Cyprus will lodge a complaint with the United Nations over Turkey’s new financial assistance deal with breakaway Turkish Cypriots that demonstrates Ankara’s “complete control” over them, the president of the ethnically divided island nation said Monday.
Cypriot President Nicos Anastasiades told state broadcaster CyBC that he would also include in the protest letter Turkey’s move to designate the Turkish Cypriots’ unrecognized, main airport as a domestic flight route, effectively turning it into a Turkish one.
Many liberal Turkish Cypriots fear that both the financial deal and the airport designation are the clearest signals yet that Erdogan wants to eventually annex occupied northern Cyprus.
Many liberal Turkish Cypriots fear that both the financial deal and the airport designation are the clearest signals yet that Turkey’s President Recep Tayyip Erdogan wants to eventually annex occupied northern Cyprus.
“I will proceed with the complaint again with the United Nations relative to the airport which … in essence is being integrated and considered a Turkish airport,” Anastasiades said. “Secondly, the (financial) protocol clearly demonstrates Ankara’s complete control of the Turkish Cypriots.”
Turkish officials reportedly said the designation aims to make flights to and from the north of Cyprus cheaper.
Hardline Turkish Cypriot leader Ersin Tatar on Monday dismissed Anastasiades’ remarks as “Greek Cypriot propaganda” ahead of presidential elections next year. He also hailed the financial agreement as of “great importance” to reinvigorate the Turkish Cypriot economy.
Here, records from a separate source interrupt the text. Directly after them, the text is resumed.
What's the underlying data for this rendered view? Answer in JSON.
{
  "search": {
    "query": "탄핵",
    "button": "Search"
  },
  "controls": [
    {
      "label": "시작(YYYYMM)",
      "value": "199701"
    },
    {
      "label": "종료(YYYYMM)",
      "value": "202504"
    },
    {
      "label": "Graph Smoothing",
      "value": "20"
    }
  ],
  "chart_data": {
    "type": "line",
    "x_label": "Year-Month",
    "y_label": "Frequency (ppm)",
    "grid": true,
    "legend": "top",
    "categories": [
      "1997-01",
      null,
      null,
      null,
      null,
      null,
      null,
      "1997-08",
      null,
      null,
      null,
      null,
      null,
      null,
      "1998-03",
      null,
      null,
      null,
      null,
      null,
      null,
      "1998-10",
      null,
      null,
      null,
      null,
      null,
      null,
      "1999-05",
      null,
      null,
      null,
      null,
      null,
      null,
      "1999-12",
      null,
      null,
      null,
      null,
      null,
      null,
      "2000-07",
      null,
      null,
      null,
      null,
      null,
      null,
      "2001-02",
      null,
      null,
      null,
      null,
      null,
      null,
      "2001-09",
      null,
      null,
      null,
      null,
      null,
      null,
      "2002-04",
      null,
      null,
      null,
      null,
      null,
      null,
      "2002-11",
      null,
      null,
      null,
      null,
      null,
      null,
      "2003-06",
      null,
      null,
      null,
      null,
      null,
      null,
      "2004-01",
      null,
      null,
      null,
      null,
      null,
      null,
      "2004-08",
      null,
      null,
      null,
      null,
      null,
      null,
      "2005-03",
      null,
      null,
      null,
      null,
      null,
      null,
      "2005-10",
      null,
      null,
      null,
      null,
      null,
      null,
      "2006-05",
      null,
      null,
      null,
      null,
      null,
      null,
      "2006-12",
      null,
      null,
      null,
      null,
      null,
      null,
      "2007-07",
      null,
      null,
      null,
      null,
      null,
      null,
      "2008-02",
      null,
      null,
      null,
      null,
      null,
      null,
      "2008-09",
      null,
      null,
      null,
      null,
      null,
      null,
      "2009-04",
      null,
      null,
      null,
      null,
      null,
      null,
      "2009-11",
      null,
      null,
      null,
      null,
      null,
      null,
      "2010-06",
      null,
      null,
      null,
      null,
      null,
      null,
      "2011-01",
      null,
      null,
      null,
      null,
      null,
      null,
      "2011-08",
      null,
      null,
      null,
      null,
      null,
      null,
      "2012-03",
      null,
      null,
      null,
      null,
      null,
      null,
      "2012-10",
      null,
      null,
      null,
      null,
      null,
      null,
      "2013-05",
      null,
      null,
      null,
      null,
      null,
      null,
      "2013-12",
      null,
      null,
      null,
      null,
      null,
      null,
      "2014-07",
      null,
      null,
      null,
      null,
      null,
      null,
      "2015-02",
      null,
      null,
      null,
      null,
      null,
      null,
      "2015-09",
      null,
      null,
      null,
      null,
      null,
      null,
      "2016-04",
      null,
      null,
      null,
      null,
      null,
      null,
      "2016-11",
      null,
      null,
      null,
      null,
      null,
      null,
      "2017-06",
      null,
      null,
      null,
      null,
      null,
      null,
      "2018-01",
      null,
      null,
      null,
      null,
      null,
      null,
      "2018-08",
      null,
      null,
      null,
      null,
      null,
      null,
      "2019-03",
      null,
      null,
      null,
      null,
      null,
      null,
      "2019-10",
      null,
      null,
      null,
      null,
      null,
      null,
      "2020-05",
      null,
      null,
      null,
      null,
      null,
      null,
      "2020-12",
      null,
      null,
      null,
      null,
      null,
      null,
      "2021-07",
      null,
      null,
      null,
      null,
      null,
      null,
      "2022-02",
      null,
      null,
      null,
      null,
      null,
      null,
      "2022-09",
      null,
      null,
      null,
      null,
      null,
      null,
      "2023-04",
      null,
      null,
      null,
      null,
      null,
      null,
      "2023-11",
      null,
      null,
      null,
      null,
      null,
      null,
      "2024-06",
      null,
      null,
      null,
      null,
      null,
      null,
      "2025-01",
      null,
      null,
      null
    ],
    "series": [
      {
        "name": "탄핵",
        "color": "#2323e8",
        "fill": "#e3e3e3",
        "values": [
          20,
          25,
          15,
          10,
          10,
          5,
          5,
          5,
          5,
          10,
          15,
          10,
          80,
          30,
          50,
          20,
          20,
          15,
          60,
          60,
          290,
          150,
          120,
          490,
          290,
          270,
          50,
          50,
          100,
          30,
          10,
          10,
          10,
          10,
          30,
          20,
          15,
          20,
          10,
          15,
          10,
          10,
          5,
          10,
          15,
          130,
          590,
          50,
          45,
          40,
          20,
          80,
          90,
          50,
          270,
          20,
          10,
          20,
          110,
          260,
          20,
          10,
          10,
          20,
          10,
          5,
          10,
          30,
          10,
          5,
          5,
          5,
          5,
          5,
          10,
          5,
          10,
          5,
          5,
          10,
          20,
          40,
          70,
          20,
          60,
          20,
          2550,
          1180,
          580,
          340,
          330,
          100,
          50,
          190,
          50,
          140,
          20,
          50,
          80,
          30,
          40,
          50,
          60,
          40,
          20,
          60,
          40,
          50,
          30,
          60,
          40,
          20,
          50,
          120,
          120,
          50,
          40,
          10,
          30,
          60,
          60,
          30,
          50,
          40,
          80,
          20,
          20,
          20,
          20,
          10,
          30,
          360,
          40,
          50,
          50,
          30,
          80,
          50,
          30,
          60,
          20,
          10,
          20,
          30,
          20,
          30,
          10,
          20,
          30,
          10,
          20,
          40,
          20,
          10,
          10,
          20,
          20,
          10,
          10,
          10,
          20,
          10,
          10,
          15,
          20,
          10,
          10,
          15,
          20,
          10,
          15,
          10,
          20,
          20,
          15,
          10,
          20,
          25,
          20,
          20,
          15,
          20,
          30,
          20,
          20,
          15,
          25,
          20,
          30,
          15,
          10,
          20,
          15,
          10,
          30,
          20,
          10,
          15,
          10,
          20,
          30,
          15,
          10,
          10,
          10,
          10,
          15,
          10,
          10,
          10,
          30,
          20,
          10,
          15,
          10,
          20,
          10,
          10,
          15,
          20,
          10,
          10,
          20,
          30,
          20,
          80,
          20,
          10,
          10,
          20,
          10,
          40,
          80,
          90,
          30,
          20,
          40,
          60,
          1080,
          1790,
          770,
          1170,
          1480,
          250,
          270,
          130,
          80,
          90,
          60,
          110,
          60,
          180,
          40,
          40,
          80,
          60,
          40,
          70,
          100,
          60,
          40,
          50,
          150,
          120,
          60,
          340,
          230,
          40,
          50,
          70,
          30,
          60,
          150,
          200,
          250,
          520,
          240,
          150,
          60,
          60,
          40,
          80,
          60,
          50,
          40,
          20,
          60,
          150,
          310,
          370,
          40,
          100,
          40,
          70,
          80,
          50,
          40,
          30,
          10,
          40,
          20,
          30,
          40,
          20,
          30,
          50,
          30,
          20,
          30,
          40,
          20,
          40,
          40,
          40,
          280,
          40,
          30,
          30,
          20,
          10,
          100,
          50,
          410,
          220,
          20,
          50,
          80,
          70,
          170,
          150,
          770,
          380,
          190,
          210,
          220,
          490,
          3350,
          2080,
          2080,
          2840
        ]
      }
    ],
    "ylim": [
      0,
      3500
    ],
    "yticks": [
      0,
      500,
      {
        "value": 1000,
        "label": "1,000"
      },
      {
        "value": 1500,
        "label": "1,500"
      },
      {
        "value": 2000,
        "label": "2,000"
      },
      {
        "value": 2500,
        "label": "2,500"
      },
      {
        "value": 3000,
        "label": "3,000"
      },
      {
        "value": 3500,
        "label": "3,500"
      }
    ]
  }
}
Many Turkish Cypriots are up in arms over the financial agreement, about 240 million euros worth of grants and loans this year, or about a third of annual revenues.
Although the north has always been dependent on Turkish economic aid, the peace group United Cyprus Now says this deal compels Turkish Cypriots to introduce measures curbing freedom of speech, making it easier for Turkish citizens to buy up property and ceding more power to religious authorities.
“These measures constitute a direct threat to the will, identity, culture, way of life and heritage of Turkish Cypriots,” the group said.
The leader of the leftist opposition Republican Turkish Party Tufan Erhurman called the deal a “protocol for the abandonment of the will” of Turkish Cypriots to govern themselves.